Daniel Altier, Align JV.

Align project director Daniel Altier said: “We are excited to be revealing our early designs for the Amersham vent shaft headhouse.

“Our designers have worked closely with stakeholders to design something that reduces local construction impacts as far as practicable during the build.  We now look forward to giving the local community their opportunity to provide their thoughts on the design.”

The Align team has worked to reduce the scale and visual impact of the structure significantly. By reducing the width of the shaft, the new designs require less land for construction and fewer lorry movements on local roads.

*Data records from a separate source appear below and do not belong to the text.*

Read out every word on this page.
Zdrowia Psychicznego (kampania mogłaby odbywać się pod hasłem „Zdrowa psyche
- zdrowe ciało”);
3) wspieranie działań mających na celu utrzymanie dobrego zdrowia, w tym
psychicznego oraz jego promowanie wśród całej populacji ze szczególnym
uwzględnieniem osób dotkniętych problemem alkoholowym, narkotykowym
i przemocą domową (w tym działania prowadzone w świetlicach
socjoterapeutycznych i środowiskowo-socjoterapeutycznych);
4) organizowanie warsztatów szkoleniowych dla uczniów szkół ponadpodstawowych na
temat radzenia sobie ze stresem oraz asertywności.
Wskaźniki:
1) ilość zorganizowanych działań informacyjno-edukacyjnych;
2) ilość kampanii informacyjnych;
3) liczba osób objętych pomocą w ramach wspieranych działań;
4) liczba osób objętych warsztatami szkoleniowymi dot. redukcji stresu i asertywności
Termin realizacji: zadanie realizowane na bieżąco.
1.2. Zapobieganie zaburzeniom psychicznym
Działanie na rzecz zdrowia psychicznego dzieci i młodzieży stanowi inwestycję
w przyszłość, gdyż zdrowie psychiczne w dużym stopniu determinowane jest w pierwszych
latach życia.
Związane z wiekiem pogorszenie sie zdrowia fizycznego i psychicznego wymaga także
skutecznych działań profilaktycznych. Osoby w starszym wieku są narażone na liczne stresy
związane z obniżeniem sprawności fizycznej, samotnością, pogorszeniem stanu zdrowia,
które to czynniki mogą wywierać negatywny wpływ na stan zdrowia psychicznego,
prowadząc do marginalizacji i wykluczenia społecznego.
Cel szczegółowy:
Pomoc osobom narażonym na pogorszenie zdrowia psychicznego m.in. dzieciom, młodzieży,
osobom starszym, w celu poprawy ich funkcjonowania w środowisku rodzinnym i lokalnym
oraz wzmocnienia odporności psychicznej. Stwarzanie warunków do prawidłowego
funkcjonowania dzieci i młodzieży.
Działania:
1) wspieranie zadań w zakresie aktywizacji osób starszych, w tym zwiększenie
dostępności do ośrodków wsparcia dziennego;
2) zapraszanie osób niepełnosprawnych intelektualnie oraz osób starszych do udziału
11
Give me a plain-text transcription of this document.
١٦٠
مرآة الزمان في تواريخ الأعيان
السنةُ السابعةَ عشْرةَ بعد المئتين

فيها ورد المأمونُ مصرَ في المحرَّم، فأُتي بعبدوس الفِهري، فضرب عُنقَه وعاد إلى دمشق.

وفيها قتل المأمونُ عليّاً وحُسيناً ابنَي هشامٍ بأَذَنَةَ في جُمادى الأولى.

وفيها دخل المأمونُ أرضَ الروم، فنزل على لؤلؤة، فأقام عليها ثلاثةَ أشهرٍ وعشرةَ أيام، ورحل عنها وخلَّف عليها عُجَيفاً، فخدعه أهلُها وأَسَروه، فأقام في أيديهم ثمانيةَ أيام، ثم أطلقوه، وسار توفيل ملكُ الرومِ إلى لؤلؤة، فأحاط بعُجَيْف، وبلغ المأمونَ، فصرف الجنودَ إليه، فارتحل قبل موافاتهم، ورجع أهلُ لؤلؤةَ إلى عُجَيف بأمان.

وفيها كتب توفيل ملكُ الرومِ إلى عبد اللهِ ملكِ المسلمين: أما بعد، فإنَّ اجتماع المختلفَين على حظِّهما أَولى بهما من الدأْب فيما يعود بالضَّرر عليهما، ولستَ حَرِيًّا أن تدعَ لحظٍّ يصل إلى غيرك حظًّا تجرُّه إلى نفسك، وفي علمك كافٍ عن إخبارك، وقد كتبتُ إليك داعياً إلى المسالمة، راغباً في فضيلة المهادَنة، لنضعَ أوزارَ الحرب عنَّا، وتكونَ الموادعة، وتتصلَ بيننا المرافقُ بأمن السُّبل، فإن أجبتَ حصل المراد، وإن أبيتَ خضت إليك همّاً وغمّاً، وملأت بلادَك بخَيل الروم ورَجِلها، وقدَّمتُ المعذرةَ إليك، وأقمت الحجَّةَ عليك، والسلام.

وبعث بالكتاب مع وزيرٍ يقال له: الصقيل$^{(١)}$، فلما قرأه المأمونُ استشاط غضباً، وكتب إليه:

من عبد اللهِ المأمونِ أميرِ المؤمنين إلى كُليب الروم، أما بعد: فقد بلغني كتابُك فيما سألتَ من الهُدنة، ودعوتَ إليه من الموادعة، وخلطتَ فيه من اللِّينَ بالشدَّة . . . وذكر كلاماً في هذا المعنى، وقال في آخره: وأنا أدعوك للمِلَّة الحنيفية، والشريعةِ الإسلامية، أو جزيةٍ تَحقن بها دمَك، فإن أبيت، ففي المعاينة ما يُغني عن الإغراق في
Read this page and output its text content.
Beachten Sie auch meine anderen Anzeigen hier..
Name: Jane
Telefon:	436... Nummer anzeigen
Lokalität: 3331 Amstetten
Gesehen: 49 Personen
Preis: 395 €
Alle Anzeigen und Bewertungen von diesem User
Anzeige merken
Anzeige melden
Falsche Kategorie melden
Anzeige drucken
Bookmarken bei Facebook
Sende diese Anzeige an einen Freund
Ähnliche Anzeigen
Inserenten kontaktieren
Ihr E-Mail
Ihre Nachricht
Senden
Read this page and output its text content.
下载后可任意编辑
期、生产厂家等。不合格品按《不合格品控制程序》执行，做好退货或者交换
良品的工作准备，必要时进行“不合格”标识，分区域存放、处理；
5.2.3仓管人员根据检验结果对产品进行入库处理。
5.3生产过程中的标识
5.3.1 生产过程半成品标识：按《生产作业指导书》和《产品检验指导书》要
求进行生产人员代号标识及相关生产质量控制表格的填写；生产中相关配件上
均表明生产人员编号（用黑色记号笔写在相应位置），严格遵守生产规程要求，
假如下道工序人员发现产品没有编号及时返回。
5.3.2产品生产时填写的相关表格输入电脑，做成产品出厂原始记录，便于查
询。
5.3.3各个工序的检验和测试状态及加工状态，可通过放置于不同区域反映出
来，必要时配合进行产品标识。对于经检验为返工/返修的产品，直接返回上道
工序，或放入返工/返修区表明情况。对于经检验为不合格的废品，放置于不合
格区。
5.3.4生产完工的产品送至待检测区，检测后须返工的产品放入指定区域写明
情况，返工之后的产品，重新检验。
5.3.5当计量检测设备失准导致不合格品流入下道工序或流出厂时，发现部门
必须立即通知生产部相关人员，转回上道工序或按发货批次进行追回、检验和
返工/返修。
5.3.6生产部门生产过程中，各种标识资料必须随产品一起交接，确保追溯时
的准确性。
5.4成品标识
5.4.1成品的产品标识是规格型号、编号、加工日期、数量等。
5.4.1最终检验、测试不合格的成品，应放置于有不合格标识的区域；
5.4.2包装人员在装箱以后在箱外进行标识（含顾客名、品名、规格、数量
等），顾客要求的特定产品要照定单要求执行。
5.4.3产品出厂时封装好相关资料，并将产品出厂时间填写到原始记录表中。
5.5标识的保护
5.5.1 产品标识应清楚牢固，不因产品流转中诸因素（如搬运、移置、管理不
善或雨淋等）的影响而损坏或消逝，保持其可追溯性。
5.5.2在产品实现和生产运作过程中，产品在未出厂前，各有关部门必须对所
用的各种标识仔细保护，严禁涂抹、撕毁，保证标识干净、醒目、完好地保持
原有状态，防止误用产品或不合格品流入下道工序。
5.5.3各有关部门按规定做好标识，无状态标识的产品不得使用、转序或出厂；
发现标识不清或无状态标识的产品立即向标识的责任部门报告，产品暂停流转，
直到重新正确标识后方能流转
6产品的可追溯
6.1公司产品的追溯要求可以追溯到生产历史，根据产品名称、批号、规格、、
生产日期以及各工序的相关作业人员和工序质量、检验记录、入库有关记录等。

Once construction is complete, new tree planting will be added to frame views of the headhouse and areas will be set aside for chalk grassland to help create valuable new wildlife habitats. The new planting will focus on native species typically found across the Chilterns, such as wild cherry, buckthorn and crab apple.

Chris Patience, Grimshaw.

Grimshaw associate Chris Patience commented: “Sited in the Chilterns, this head house is designed to be a local landmark on the western edge of Amersham. Its expressive architecture exploits its unique context, surrounded by roads, and its function, ventilating the high-speed rail tunnels below.

“Flint-filled gabions form retaining walls within a site that will be extensively landscaped. Retained mature trees, supplemented with new planting, will frame views of the new structures. The site compound is wrapped in a weathering steel wall which follows the curvature and topography of the site. The higher parts of the wall are perforated with varying triangular patterns, derived from the surrounding tree foliage, allowing light to filter through.

“Behind the screen, the conical headhouse shows the shape and location of the circular ventilation shaft below. The top of the building is crowned by an array of anodised aluminium fins, set out to respond to the shape of the surrounding valley and longer distance views.

“These proposals are the result of integrated work across the design team, alongside collaborative engagement with the Chilterns AONB (area of natural beauty) Review Group.”